Illustrating the contributions of improved efficiency, AGA found that overall residential natural gas demand has remained steady over the past 40 years, despite an 86 percent increase in the total number of customers.

Residential natural gas customers use less than half the volume of natural gas today, on average, as they used in 1970, even though the average size of new homes has increased roughly by half in that period. Over the same period, CO2 emissions from the average natural gas-fueled home have declined by 1.2 percent per year, AGA said.

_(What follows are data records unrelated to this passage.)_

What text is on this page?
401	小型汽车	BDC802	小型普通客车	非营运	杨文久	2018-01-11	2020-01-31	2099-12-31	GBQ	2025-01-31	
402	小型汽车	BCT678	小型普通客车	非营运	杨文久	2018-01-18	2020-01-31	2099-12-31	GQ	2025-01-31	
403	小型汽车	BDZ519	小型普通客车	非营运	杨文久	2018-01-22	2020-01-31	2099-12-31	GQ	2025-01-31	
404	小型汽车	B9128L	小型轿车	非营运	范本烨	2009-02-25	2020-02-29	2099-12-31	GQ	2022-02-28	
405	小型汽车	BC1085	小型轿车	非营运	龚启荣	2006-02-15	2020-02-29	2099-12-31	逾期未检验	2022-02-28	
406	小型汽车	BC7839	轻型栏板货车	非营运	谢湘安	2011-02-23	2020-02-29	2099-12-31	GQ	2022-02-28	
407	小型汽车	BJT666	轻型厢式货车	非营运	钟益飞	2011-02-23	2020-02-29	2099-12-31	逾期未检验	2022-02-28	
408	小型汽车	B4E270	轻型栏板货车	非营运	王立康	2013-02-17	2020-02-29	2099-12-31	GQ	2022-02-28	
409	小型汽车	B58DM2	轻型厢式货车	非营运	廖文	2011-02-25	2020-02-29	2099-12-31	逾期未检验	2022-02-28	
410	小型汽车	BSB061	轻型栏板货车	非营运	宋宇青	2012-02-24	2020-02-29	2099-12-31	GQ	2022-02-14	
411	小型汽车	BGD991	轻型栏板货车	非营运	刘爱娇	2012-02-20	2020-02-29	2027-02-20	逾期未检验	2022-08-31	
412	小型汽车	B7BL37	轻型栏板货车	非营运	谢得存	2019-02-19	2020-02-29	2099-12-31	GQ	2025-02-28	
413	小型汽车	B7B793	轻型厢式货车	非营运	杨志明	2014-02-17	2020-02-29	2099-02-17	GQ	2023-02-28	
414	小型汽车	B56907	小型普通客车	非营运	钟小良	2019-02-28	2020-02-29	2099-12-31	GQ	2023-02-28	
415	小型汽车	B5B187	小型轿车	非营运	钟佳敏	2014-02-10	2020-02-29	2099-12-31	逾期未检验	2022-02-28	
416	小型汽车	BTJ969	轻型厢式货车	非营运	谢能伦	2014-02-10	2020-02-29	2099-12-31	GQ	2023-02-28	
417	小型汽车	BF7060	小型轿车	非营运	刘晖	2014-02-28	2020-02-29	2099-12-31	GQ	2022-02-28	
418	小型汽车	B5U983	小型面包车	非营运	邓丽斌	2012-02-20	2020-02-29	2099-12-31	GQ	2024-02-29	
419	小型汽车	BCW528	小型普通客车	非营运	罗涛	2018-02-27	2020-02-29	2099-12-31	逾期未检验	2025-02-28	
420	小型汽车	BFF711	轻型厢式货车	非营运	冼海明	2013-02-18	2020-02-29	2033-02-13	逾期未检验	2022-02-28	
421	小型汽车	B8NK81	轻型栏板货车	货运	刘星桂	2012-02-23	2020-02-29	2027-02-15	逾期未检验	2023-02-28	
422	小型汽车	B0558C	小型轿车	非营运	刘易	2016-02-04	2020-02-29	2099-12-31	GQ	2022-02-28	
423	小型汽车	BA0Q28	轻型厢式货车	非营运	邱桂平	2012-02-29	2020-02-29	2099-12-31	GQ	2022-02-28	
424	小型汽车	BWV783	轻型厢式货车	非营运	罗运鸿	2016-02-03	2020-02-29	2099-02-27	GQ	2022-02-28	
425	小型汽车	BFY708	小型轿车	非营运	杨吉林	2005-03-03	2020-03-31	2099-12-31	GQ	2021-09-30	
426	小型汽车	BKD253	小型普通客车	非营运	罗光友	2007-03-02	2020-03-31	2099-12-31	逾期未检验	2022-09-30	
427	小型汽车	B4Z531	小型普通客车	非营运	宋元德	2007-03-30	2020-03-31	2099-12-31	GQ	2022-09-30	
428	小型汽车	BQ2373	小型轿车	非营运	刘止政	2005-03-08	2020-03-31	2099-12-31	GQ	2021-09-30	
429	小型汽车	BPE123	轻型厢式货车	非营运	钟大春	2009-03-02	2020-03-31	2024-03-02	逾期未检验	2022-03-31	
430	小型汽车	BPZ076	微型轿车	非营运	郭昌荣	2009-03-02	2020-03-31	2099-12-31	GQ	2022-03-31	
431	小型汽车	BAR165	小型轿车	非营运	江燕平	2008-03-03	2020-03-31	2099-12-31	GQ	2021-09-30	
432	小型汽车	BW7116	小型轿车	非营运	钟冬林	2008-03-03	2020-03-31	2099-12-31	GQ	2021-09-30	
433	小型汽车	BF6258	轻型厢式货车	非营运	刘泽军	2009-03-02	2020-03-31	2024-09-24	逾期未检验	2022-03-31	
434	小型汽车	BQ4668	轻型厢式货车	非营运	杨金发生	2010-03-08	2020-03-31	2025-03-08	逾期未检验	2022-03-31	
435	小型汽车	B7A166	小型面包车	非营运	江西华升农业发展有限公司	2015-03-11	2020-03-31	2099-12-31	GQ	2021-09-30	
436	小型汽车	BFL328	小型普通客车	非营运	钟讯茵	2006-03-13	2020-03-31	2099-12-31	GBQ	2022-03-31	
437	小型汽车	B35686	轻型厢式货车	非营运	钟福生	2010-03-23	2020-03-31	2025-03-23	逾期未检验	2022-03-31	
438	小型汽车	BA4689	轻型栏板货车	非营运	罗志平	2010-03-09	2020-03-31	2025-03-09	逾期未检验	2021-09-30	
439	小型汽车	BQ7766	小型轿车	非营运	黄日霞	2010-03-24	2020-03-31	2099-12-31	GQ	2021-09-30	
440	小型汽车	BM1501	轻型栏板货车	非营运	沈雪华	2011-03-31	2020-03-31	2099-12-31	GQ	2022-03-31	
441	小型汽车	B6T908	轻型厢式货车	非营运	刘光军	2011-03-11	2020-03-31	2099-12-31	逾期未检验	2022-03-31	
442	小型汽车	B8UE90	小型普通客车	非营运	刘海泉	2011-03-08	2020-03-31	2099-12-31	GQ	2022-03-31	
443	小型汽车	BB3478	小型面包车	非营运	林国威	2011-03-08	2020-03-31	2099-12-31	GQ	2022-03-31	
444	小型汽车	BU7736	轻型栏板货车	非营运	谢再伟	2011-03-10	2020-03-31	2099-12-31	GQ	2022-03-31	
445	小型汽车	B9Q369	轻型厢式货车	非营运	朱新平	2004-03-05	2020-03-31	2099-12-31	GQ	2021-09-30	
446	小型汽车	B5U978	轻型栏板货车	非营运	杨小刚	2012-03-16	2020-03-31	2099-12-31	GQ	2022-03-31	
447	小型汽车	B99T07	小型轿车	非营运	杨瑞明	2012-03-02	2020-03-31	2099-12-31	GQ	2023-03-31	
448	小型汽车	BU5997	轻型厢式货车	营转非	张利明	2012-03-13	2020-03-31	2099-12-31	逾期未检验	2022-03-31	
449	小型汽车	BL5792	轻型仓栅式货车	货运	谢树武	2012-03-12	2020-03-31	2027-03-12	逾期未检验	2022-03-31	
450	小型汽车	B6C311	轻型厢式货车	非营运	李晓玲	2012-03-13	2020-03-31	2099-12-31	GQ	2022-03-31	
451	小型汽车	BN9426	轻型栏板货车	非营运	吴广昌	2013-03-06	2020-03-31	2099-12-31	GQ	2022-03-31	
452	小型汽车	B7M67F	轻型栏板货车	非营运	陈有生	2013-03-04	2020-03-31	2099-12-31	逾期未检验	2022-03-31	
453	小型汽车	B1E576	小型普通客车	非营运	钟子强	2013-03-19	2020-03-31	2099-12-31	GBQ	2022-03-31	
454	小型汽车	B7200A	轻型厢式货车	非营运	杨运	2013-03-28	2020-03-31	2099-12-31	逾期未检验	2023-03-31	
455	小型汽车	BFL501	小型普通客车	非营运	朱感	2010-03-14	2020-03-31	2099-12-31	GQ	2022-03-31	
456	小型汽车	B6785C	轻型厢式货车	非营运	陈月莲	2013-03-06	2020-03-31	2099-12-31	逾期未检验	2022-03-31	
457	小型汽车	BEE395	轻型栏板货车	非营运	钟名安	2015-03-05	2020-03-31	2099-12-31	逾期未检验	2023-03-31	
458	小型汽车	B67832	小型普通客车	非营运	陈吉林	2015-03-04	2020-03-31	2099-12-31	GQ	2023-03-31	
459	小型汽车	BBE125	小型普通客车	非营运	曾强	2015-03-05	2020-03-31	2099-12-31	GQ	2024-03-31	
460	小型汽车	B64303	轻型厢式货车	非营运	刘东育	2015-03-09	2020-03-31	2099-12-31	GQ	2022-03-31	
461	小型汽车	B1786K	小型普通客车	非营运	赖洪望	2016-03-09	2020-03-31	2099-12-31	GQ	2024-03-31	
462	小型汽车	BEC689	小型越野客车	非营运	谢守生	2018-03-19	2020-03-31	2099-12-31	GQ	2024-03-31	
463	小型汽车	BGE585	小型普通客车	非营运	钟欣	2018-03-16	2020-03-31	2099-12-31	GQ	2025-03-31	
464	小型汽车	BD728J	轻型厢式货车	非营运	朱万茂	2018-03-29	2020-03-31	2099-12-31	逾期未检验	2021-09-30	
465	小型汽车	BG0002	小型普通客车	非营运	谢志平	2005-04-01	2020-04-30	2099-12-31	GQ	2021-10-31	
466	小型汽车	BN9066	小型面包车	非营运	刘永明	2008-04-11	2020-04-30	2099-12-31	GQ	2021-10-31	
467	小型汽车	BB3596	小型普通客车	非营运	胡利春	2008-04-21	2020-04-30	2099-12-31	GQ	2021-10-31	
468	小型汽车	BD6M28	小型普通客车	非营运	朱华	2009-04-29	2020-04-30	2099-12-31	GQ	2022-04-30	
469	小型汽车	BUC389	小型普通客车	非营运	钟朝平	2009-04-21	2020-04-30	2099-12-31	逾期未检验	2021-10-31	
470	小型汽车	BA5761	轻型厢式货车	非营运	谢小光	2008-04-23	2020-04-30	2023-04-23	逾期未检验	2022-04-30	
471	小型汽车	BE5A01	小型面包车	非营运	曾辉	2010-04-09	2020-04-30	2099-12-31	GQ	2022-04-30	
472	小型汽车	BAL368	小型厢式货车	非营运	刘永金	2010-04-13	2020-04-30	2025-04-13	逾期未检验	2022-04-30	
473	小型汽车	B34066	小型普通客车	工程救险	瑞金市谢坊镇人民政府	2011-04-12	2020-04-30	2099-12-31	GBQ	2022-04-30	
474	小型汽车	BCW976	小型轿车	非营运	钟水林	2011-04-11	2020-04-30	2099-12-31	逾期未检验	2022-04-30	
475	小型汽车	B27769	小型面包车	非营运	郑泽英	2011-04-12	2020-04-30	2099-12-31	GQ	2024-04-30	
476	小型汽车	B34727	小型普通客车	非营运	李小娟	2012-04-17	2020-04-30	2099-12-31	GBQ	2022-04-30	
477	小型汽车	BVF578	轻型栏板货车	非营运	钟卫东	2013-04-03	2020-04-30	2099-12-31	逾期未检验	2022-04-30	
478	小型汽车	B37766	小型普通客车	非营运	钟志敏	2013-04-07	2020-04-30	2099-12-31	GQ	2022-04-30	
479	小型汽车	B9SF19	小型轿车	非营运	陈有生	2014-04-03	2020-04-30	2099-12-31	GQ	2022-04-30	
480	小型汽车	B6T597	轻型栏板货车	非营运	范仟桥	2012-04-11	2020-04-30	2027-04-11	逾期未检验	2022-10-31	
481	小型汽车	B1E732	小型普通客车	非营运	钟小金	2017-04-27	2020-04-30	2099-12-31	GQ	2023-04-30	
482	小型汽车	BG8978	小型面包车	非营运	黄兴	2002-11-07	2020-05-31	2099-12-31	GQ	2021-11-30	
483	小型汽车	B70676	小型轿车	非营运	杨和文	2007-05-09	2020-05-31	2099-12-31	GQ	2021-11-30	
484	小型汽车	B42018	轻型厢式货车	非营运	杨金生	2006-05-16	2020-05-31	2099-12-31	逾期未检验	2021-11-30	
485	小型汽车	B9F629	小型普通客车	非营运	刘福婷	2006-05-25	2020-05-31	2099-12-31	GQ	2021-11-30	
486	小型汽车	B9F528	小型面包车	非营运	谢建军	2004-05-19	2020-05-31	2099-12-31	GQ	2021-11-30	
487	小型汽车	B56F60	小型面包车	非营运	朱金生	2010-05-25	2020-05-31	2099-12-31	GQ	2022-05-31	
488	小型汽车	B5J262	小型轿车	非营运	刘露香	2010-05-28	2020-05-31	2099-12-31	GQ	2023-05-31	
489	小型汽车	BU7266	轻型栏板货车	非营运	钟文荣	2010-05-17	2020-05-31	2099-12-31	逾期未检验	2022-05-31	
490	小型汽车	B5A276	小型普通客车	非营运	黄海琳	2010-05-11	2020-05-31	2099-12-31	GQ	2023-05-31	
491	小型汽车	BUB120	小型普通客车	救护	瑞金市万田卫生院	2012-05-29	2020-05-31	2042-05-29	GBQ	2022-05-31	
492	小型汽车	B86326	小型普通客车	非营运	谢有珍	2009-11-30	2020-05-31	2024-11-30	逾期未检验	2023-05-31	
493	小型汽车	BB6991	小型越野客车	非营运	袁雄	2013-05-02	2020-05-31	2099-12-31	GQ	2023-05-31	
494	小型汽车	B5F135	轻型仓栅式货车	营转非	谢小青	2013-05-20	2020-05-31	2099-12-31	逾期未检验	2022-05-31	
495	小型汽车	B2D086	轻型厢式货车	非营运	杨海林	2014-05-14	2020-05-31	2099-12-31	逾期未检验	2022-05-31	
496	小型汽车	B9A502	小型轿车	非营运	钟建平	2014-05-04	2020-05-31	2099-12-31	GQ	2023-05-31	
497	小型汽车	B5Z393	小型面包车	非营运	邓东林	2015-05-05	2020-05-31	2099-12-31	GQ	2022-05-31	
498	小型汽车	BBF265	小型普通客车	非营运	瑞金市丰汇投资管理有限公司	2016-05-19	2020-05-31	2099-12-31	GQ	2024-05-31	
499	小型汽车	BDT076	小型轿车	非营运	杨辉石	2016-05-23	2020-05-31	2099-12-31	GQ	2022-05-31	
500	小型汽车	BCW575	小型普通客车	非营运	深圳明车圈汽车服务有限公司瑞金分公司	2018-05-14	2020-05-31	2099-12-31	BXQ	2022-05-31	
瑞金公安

“Energy efficiency is an amazing story, but it's one of the ones that are not as widely talked about” said Sapna Gheewala, manager of Energy Efficiency in AGA’s Energy Markets, Analysis and Standards Group and author of the new study. “It's not a sexy new solar panel or an electric car, but it's going to be especially important going into the future in decreasing the initial energy investment in all sectors as our demand rises and we want to combat climate change and reduce emissions for a cleaner energy future.”

In 2018, natural gas utilities funded 132 natural gas efficiency programs in the U.S. and Canada for a total of $1.47 billion—an 8% increase from 2016 and 20% higher than 2012. The programs ranged from newly launched to mature programs that have been in place for 20 years or longer. More than 50 of the programs had been in place for at least 10 years.

Natural gas utilities focused a quarter of the spending, $365 million, on low-income efficiency programs, assisting more than 214,000 participants in 2018. Additionally, more than 66,000 commercial customers, and upwards of 72,000 industrial program customers were enrolled in natural gas efficiency programs in 2018.

Energy efficiency is a key component of AGA’s Climate Change Position Statement, released earlier this year. The use of natural gas, in combination with renewable energy and efficiency, has contributed to US energy-related carbon dioxide emissions declining to the lowest levels in nearly 25 years, AGA said.